Hi, I''ve discovered ferret and aaf this evening, I''ve just done some tests and it seems perfect for my needs. I''m indexing text data (title, description, etc) and also ethernet hardware addresses (MAC). Sorry if that sounds trivial but I can''t find the way to correctly index and achieve correct searches on MAC addresses. If I do something like this: index = Index::Index.new() index << {:hwaddr => ''00:11:22:33:44:55''} index.search_each(''"11:11"'') do |id, score| puts "Document #{id} found with a score of #{score}" end it matches. if i search ''11\:11'' it also matches. if the search is ''00*11*'' or ''*11*22*'' it does not matches if hwaddr = ''00z11z22z33z44z55'' it works as expected. If tried with untokenized index but that didn''t help. Should I escape : before indexing ? (that''s not convenient) Should I use another Analyzer ? Any help would be appreciated.
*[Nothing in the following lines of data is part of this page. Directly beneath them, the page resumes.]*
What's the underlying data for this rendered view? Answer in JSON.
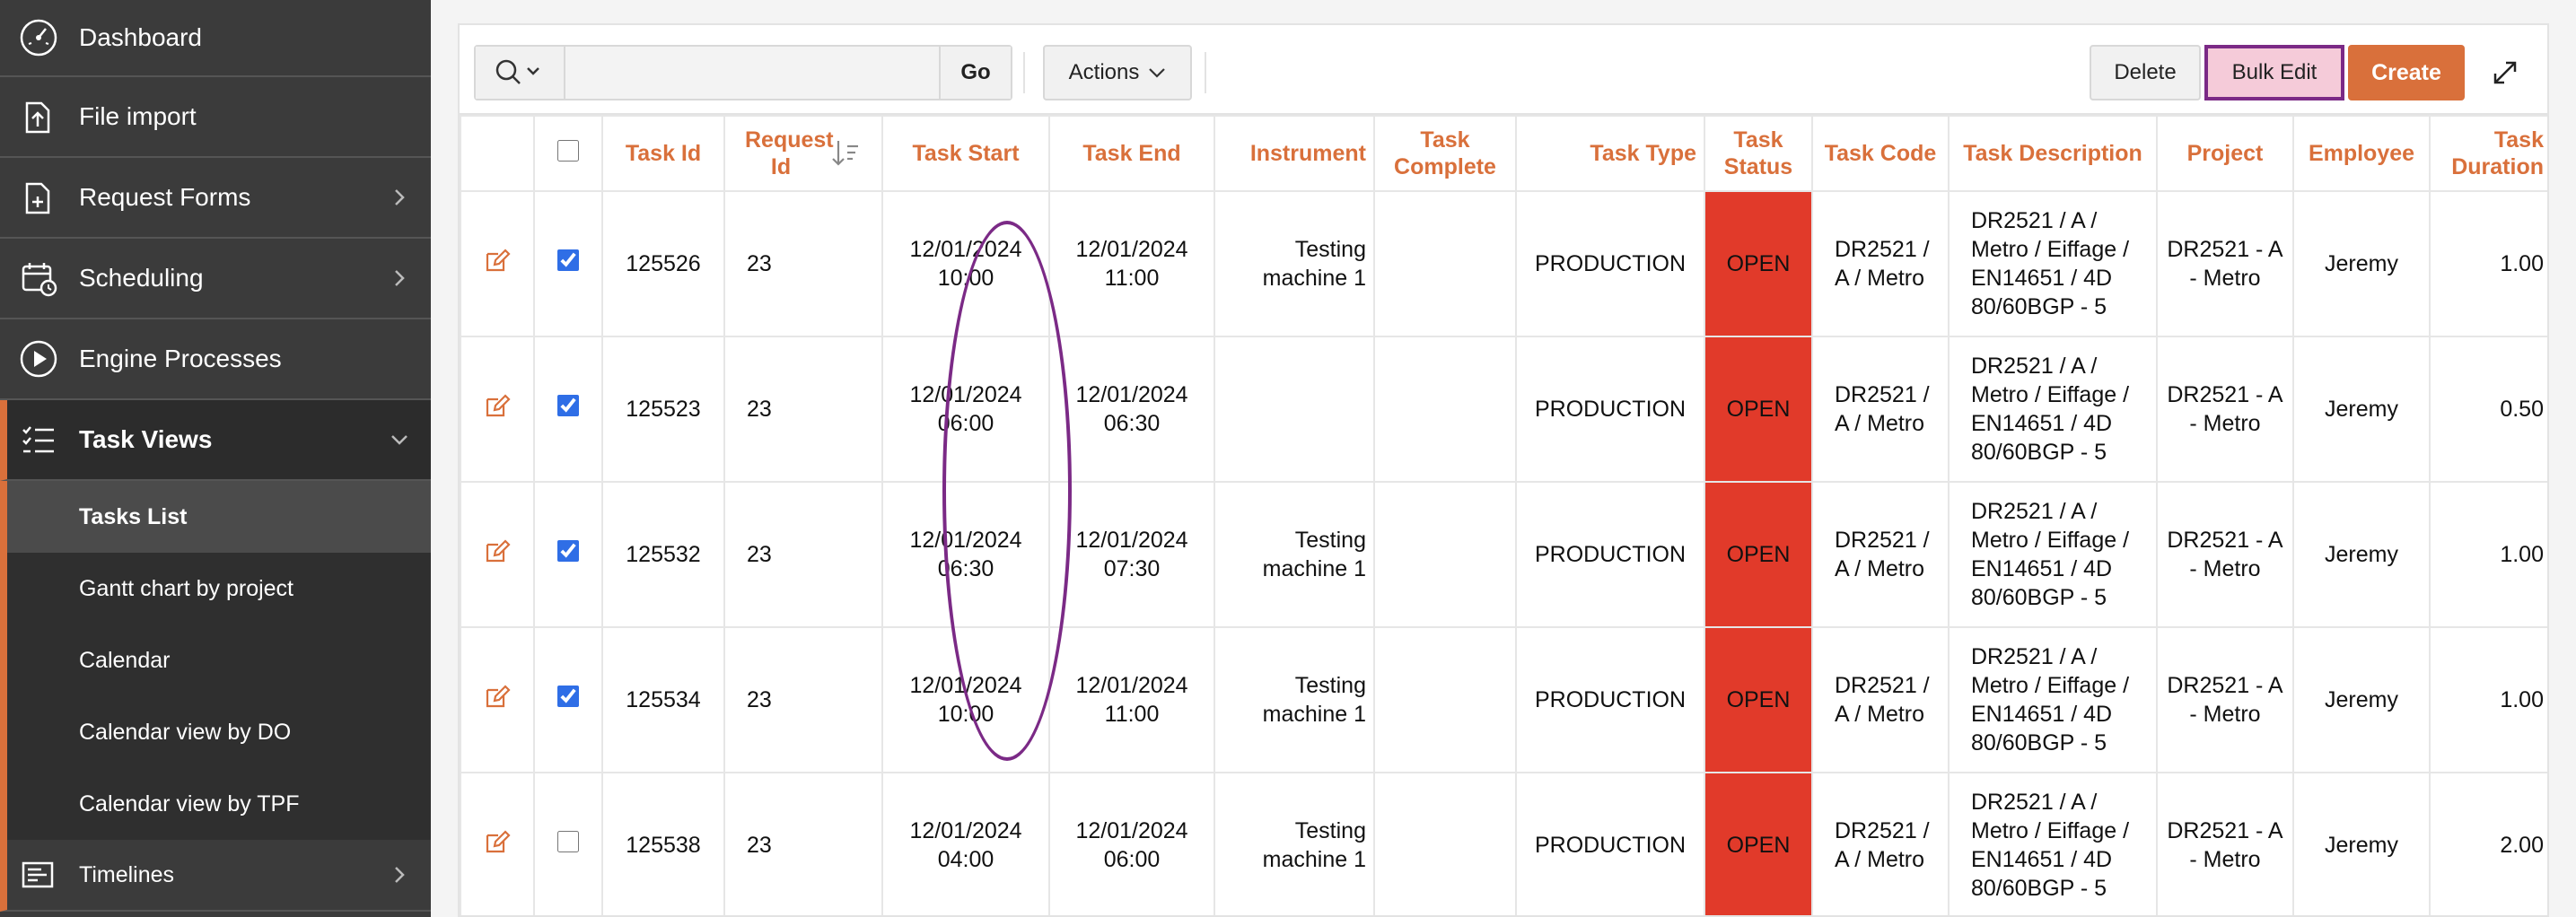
{
  "sidebar": {
    "items": [
      {
        "label": "Dashboard",
        "icon": "gauge-icon",
        "has_children": false
      },
      {
        "label": "File import",
        "icon": "file-upload-icon",
        "has_children": false
      },
      {
        "label": "Request Forms",
        "icon": "file-add-icon",
        "has_children": true
      },
      {
        "label": "Scheduling",
        "icon": "calendar-clock-icon",
        "has_children": true
      },
      {
        "label": "Engine Processes",
        "icon": "play-circle-icon",
        "has_children": false
      },
      {
        "label": "Task Views",
        "icon": "checklist-icon",
        "has_children": true,
        "expanded": true
      }
    ],
    "task_views_children": [
      {
        "label": "Tasks List",
        "current": true
      },
      {
        "label": "Gantt chart by project"
      },
      {
        "label": "Calendar"
      },
      {
        "label": "Calendar view by DO"
      },
      {
        "label": "Calendar view by TPF"
      }
    ],
    "timelines": {
      "label": "Timelines",
      "icon": "timeline-icon",
      "has_children": true
    }
  },
  "toolbar": {
    "search_placeholder": "",
    "search_value": "",
    "go_label": "Go",
    "actions_label": "Actions",
    "delete_label": "Delete",
    "bulk_edit_label": "Bulk Edit",
    "create_label": "Create"
  },
  "table": {
    "headers": {
      "task_id": "Task Id",
      "request_id": "Request Id",
      "task_start": "Task Start",
      "task_end": "Task End",
      "instrument": "Instrument",
      "task_complete": "Task Complete",
      "task_type": "Task Type",
      "task_status": "Task Status",
      "task_code": "Task Code",
      "task_description": "Task Description",
      "project": "Project",
      "employee": "Employee",
      "task_duration": "Task Duration"
    },
    "rows": [
      {
        "checked": true,
        "task_id": "125526",
        "request_id": "23",
        "task_start": "12/01/2024 10:00",
        "task_end": "12/01/2024 11:00",
        "instrument": "Testing machine 1",
        "task_complete": "",
        "task_type": "PRODUCTION",
        "task_status": "OPEN",
        "task_code": "DR2521 / A / Metro",
        "task_description": "DR2521 / A / Metro / Eiffage / EN14651 / 4D 80/60BGP - 5",
        "project": "DR2521 - A - Metro",
        "employee": "Jeremy",
        "task_duration": "1.00"
      },
      {
        "checked": true,
        "task_id": "125523",
        "request_id": "23",
        "task_start": "12/01/2024 06:00",
        "task_end": "12/01/2024 06:30",
        "instrument": "",
        "task_complete": "",
        "task_type": "PRODUCTION",
        "task_status": "OPEN",
        "task_code": "DR2521 / A / Metro",
        "task_description": "DR2521 / A / Metro / Eiffage / EN14651 / 4D 80/60BGP - 5",
        "project": "DR2521 - A - Metro",
        "employee": "Jeremy",
        "task_duration": "0.50"
      },
      {
        "checked": true,
        "task_id": "125532",
        "request_id": "23",
        "task_start": "12/01/2024 06:30",
        "task_end": "12/01/2024 07:30",
        "instrument": "Testing machine 1",
        "task_complete": "",
        "task_type": "PRODUCTION",
        "task_status": "OPEN",
        "task_code": "DR2521 / A / Metro",
        "task_description": "DR2521 / A / Metro / Eiffage / EN14651 / 4D 80/60BGP - 5",
        "project": "DR2521 - A - Metro",
        "employee": "Jeremy",
        "task_duration": "1.00"
      },
      {
        "checked": true,
        "task_id": "125534",
        "request_id": "23",
        "task_start": "12/01/2024 10:00",
        "task_end": "12/01/2024 11:00",
        "instrument": "Testing machine 1",
        "task_complete": "",
        "task_type": "PRODUCTION",
        "task_status": "OPEN",
        "task_code": "DR2521 / A / Metro",
        "task_description": "DR2521 / A / Metro / Eiffage / EN14651 / 4D 80/60BGP - 5",
        "project": "DR2521 - A - Metro",
        "employee": "Jeremy",
        "task_duration": "1.00"
      },
      {
        "checked": false,
        "task_id": "125538",
        "request_id": "23",
        "task_start": "12/01/2024 04:00",
        "task_end": "12/01/2024 06:00",
        "instrument": "Testing machine 1",
        "task_complete": "",
        "task_type": "PRODUCTION",
        "task_status": "OPEN",
        "task_code": "DR2521 / A / Metro",
        "task_description": "DR2521 / A / Metro / Eiffage / EN14651 / 4D 80/60BGP - 5",
        "project": "DR2521 - A - Metro",
        "employee": "Jeremy",
        "task_duration": "2.00"
      }
    ]
  },
  "colors": {
    "accent": "#d9703b",
    "status_open": "#e13a2a",
    "highlight": "#7b2a86",
    "sidebar_bg": "#3b3b3b"
  }
}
Thanks in advance. --
Hey .. what you should do is to write your own analyzer.. that splits the HWAddress at the : and therefore stores each part of the MAC address as a separate token.. this can be done using the RegExpAnalyzer .. maybe like that: RegExpAnalyzer.new(/[^:]+/, true) [1] I would then search via SpanNearQueries [2] to search for certain MAC parts in a specific order.. like that query = SpanNearQuery.new(:slop => 5, :in_order => true) query << SpanTermQuery.new(:hwaddr, "11") query << SpanTermQuery.new(:fhwaddr, "22") this should find all items with 11<something>22 Hope that helps .. Ben [1] http://ferret.davebalmain.com/api/classes/Ferret/Analysis/ RegExpAnalyzer.html [2] http://ferret.davebalmain.com/api/classes/Ferret/Search/Spans/ SpanNearQuery.html
Benjamin Krause <bk at benjaminkrause.com> writes:> Hey .. > > what you should do is to write your own analyzer.. that splits > the HWAddress at the : and therefore stores each part of > the MAC address as a separate token.. this can be done using > the RegExpAnalyzer .. maybe like that: > > RegExpAnalyzer.new(/[^:]+/, true) [1] > > I would then search via SpanNearQueries [2] to search for certain > MAC parts in a specific order.. like that > > query = SpanNearQuery.new(:slop => 5, :in_order => true) > query << SpanTermQuery.new(:hwaddr, "11") > query << SpanTermQuery.new(:fhwaddr, "22") > > this should find all items with 11<something>22 > > Hope that helps ..Hey it does. Thanks. I first thought it was a bug and I would have liked an easier solution. (for ex: stop the Analyzer to condiser '':'' as a stop word ) I don''t think I need to use the RegExpAnalyzer for hwaddr since the Standard one also cuts on '':''. I''m going to use :slop=>1, :in_order => true And I''ll try to detect hwaddr search queries to feed SpanNearQuery accordingly by looking for '':'' in the query and see if the word before '':'' matches a fieldname. (if it doesn''t and looks like a hwaddr I''ll feed SpanNearQuery) Pretty sure that could be done in a nicer way. (don''t hesitate to make suggestions :)) Also if there''s other ways to index mac addresses without splitting on : I would be interested to read about them. (especially if I can use the query without too much processing) Anyway, Thanks again for the quick answer. --
syrius.ml at no-log.org writes:> Also if there''s other ways to index mac addresses without splitting on > : I would be interested to read about them. (especially if I can use > the query without too much processing)Oh in fact what i want to use is the WhiteSpaceAnalyzer for the field ''hwaddr'' ... (i seems i missed this one before) :) --